Introduction

Best available evidence suggests that, on the whole, acute in-patient care is at best neutral and at worst damaging to the long term recovery of people with personality disorder. However, there will of course be occasions when inpatient care can be life-saving in the short term if used judiciously. Long term specialist residential placements also fail to show positive long term benefits. This suggests that the problem is not due to a lack of specialist skills, knowledge or attitudes within acute ward staff.

One study showed that a short stay in a specialist residential unit followed by long term outpatient treatment had significantly better outcomes in a variety of indicators than long stay specialist residential treatment.
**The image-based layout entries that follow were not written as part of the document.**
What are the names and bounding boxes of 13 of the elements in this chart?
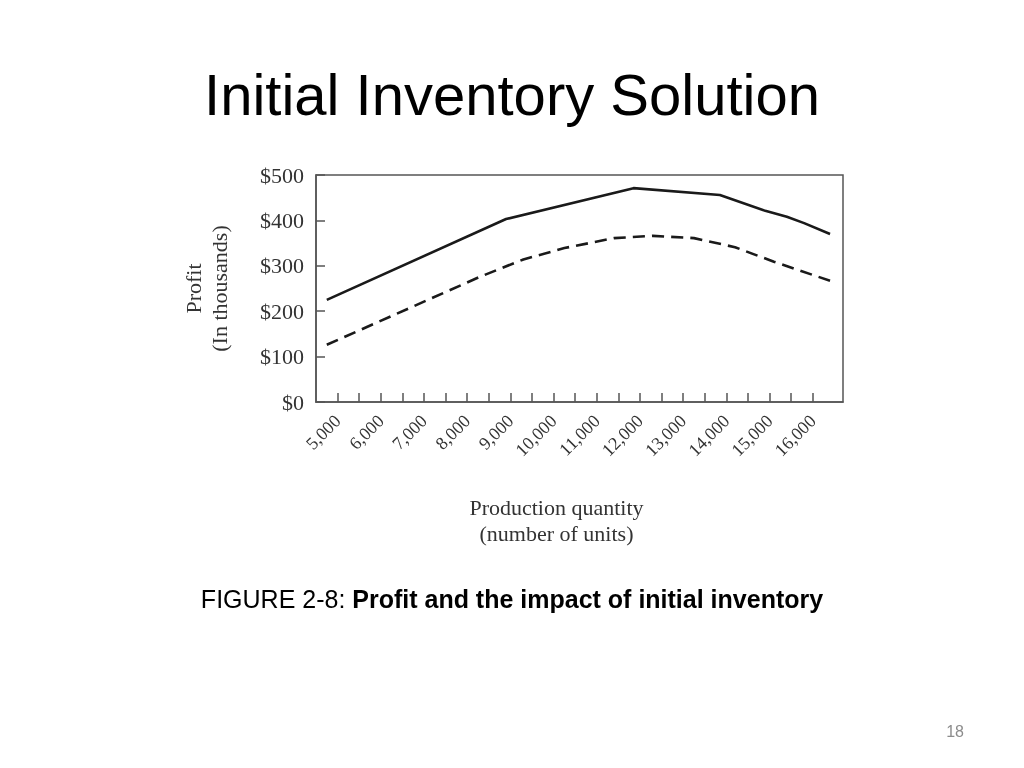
y-axis-title: Profit (In thousands) xyxy=(180,225,232,352)
line-series xyxy=(325,186,832,302)
line-series xyxy=(325,234,832,347)
y-tick-label: $0 xyxy=(282,389,304,415)
text: 18 xyxy=(946,722,965,740)
y-tick-label: $100 xyxy=(260,344,304,370)
y-tick-label: $400 xyxy=(260,207,304,233)
chart-title: Initial Inventory Solution xyxy=(204,61,820,127)
y-tick-label: $300 xyxy=(260,253,304,279)
caption: FIGURE 2-8: Profit and the impact of initial inventory xyxy=(200,584,824,613)
x-axis-title: Production quantity (number of units) xyxy=(469,494,644,546)
y-tick-label: $500 xyxy=(260,162,304,188)
y-tick-label: $200 xyxy=(260,298,304,324)
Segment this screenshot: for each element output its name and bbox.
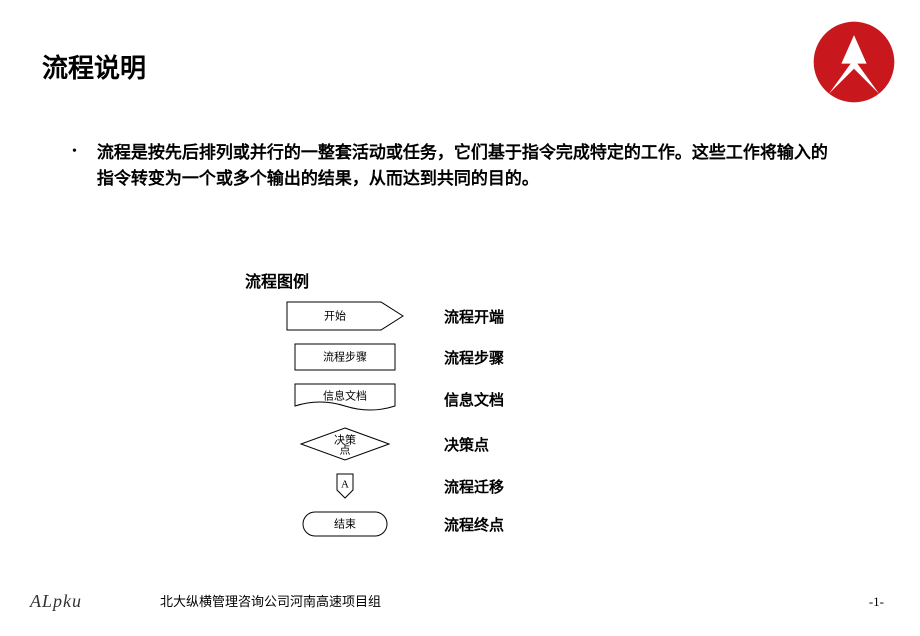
legend-container: 开始 流程开端 流程步骤 流程步骤 信息文档 信息文档 决策 点 <box>270 300 504 548</box>
svg-text:点: 点 <box>340 444 351 457</box>
legend-row-end: 结束 流程终点 <box>270 510 504 538</box>
legend-desc: 信息文档 <box>444 389 504 410</box>
footer-company-text: 北大纵横管理咨询公司河南高速项目组 <box>160 591 381 610</box>
description-paragraph: • 流程是按先后排列或并行的一整套活动或任务，它们基于指令完成特定的工作。这些工… <box>72 140 840 193</box>
legend-row-decision: 决策 点 决策点 <box>270 426 504 462</box>
footer-brand-logo: ALpku <box>30 591 82 612</box>
legend-row-start: 开始 流程开端 <box>270 300 504 332</box>
step-shape: 流程步骤 <box>270 342 420 372</box>
svg-text:A: A <box>341 479 349 491</box>
document-shape: 信息文档 <box>270 382 420 416</box>
legend-desc: 决策点 <box>444 434 489 455</box>
legend-desc: 流程开端 <box>444 306 504 327</box>
page-title: 流程说明 <box>42 48 146 85</box>
legend-row-step: 流程步骤 流程步骤 <box>270 342 504 372</box>
svg-text:信息文档: 信息文档 <box>323 389 367 403</box>
start-shape: 开始 <box>270 300 420 332</box>
legend-row-document: 信息文档 信息文档 <box>270 382 504 416</box>
description-text: 流程是按先后排列或并行的一整套活动或任务，它们基于指令完成特定的工作。这些工作将… <box>97 140 840 193</box>
svg-text:结束: 结束 <box>334 518 356 531</box>
legend-row-connector: A 流程迁移 <box>270 472 504 500</box>
connector-shape: A <box>270 472 420 500</box>
end-shape: 结束 <box>270 510 420 538</box>
legend-title: 流程图例 <box>245 268 309 292</box>
bullet-icon: • <box>72 144 77 160</box>
decision-shape: 决策 点 <box>270 426 420 462</box>
svg-text:开始: 开始 <box>324 309 346 323</box>
legend-desc: 流程迁移 <box>444 476 504 497</box>
page-number: -1- <box>869 594 884 610</box>
company-logo-icon <box>812 20 896 104</box>
svg-text:流程步骤: 流程步骤 <box>323 350 367 364</box>
legend-desc: 流程终点 <box>444 514 504 535</box>
legend-desc: 流程步骤 <box>444 347 504 368</box>
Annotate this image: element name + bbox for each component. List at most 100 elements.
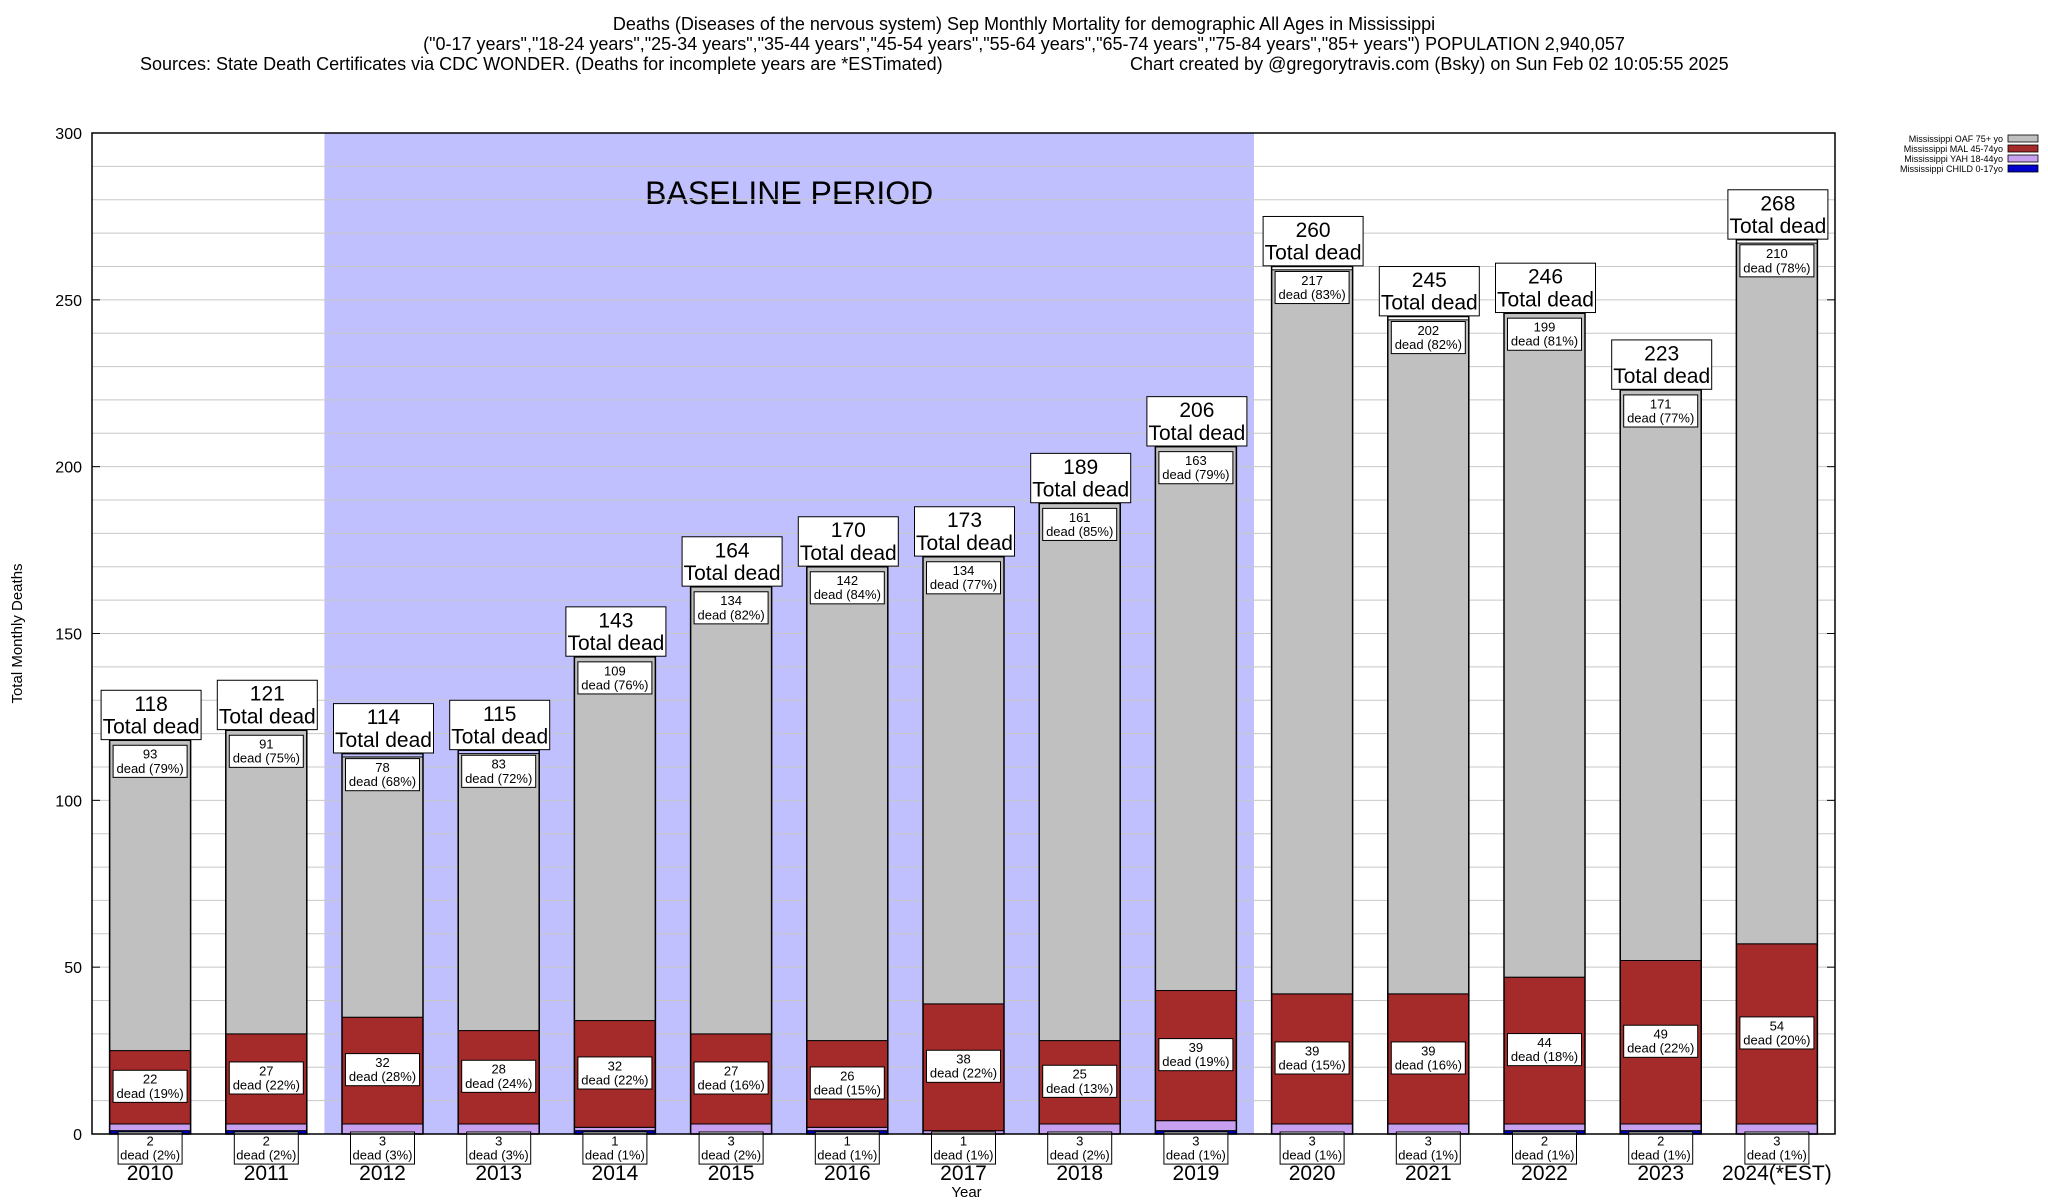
x-tick-label: 2010 (127, 1162, 174, 1185)
label-box (914, 506, 1015, 557)
label-text: Total dead (451, 725, 548, 748)
label-box (1611, 339, 1713, 390)
bar-group (1154, 445, 1238, 1135)
label-text: dead (20%) (1743, 1032, 1810, 1047)
bar-segment (1271, 269, 1354, 995)
bar-group (108, 739, 192, 1135)
label-text: dead (1%) (1282, 1147, 1342, 1162)
label-text: dead (77%) (1627, 410, 1694, 425)
label-text: dead (13%) (1046, 1081, 1113, 1096)
bar-segment (1038, 502, 1121, 1042)
axes-layer: 0 50 100 150 200 250 300 2010 2011 2012 2013 2014 20… (9, 126, 1836, 1200)
label-text: dead (15%) (1278, 1057, 1345, 1072)
label-text: 3 (727, 1133, 734, 1148)
bar-group (1735, 239, 1819, 1135)
label-text: dead (78%) (1743, 260, 1810, 275)
label-box (1030, 452, 1132, 504)
label-text: dead (16%) (697, 1077, 764, 1092)
label-text: dead (82%) (697, 607, 764, 622)
label-box (1378, 266, 1480, 317)
label-text: 143 (598, 609, 633, 632)
label-text: dead (2%) (701, 1147, 761, 1162)
label-text: 164 (715, 539, 750, 562)
label-box (345, 1053, 420, 1087)
label-box (112, 1069, 188, 1103)
label-box (1623, 394, 1699, 428)
bars-layer (108, 239, 1819, 1135)
label-text: Total dead (103, 715, 200, 738)
label-box (1744, 1131, 1810, 1165)
label-text: 26 (840, 1068, 854, 1083)
label-text: 54 (1770, 1018, 1784, 1033)
bar-segment (1619, 389, 1702, 961)
legend-label: Mississippi YAH 18-44yo (1904, 154, 2003, 164)
label-text: dead (76%) (581, 677, 648, 692)
label-text: dead (72%) (465, 771, 532, 786)
label-text: dead (28%) (349, 1069, 416, 1084)
chart-title: Deaths (Diseases of the nervous system) … (612, 14, 1436, 34)
label-box (926, 561, 1001, 595)
legend-label: Mississippi MAL 45-74yo (1904, 144, 2003, 154)
label-box (797, 516, 899, 567)
bar-group (573, 656, 657, 1135)
label-text: Total dead (1032, 479, 1129, 502)
label-box (577, 1056, 653, 1090)
label-text: 3 (379, 1133, 386, 1148)
label-text: 268 (1760, 192, 1795, 215)
x-tick-label: 2017 (940, 1162, 987, 1185)
label-text: 114 (367, 706, 401, 729)
label-text: 3 (495, 1133, 502, 1148)
y-tick-label: 150 (55, 627, 82, 644)
label-box (1146, 396, 1248, 447)
label-box (228, 734, 304, 768)
label-box (565, 606, 667, 657)
bar-segment (1735, 242, 1818, 945)
label-text: 142 (836, 573, 858, 588)
label-text: dead (77%) (930, 577, 997, 592)
bar-group (1270, 265, 1354, 1135)
label-box (1507, 317, 1582, 351)
label-text: dead (1%) (585, 1147, 645, 1162)
label-text: dead (3%) (469, 1147, 529, 1162)
label-box (461, 754, 537, 788)
label-text: 161 (1069, 510, 1091, 525)
legend-swatch (2007, 134, 2039, 143)
label-box (1390, 1041, 1466, 1075)
label-text: 32 (375, 1055, 389, 1070)
label-text: dead (18%) (1511, 1049, 1578, 1064)
label-box (693, 591, 769, 625)
label-text: 2 (263, 1133, 270, 1148)
label-text: dead (19%) (116, 1086, 183, 1101)
bar-segment (1503, 312, 1586, 978)
bar-segment (341, 756, 424, 1018)
x-tick-label: 2023 (1637, 1162, 1684, 1185)
label-text: Total dead (1497, 288, 1594, 311)
label-text: 206 (1179, 399, 1214, 422)
label-text: dead (3%) (353, 1147, 413, 1162)
bar-group (1503, 312, 1586, 1135)
label-box (350, 1131, 415, 1165)
label-text: Total dead (916, 532, 1013, 555)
Severity of personality disorder also appears to be a negative predictor of outcome for inpatient treatment, but this does not seem to be the case for outpatient treatment. There appears to a principle of “less is more” as regards inpatient treatment. The benefit of “less” may be explained by the incremental accrual of skills by managing emotional crises in the everyday interpersonal and social contexts in which they arise. This contrasts with a pattern of avoiding such situations by admission to hospital, which inhibits in vivo skills development.

Admitting a dysregulated, emotionally sensitive individual to a highly emotionally-charged environment, where staff may have different views on the appropriateness of the admission and respond differently to the patient as a result, can have significant dysrregulating effects. Many people with borderline personality disorder are likely to be particularly sensitive to real or perceived disapproval from staff and/or other patients. This increased emotional sensitivity, and sensitivity to rejection in particular, can lead to an emotional response of intolerable intensity. Very often, the only strategies available to the patient to modify such unpleasant emotional states are unhelpful, for example self-harm, use of drugs or alcohol etc. Use of such strategies in the inpatient setting is often viewed negatively by staff, and any disapproval or even gentle
challenging of the behaviour may be experienced by the patient as a rejection, leading to a further intolerable emotional response, which in turn may lead to more unhelpful behaviour in an attempt to feel better, with further challenges by staff, and so on.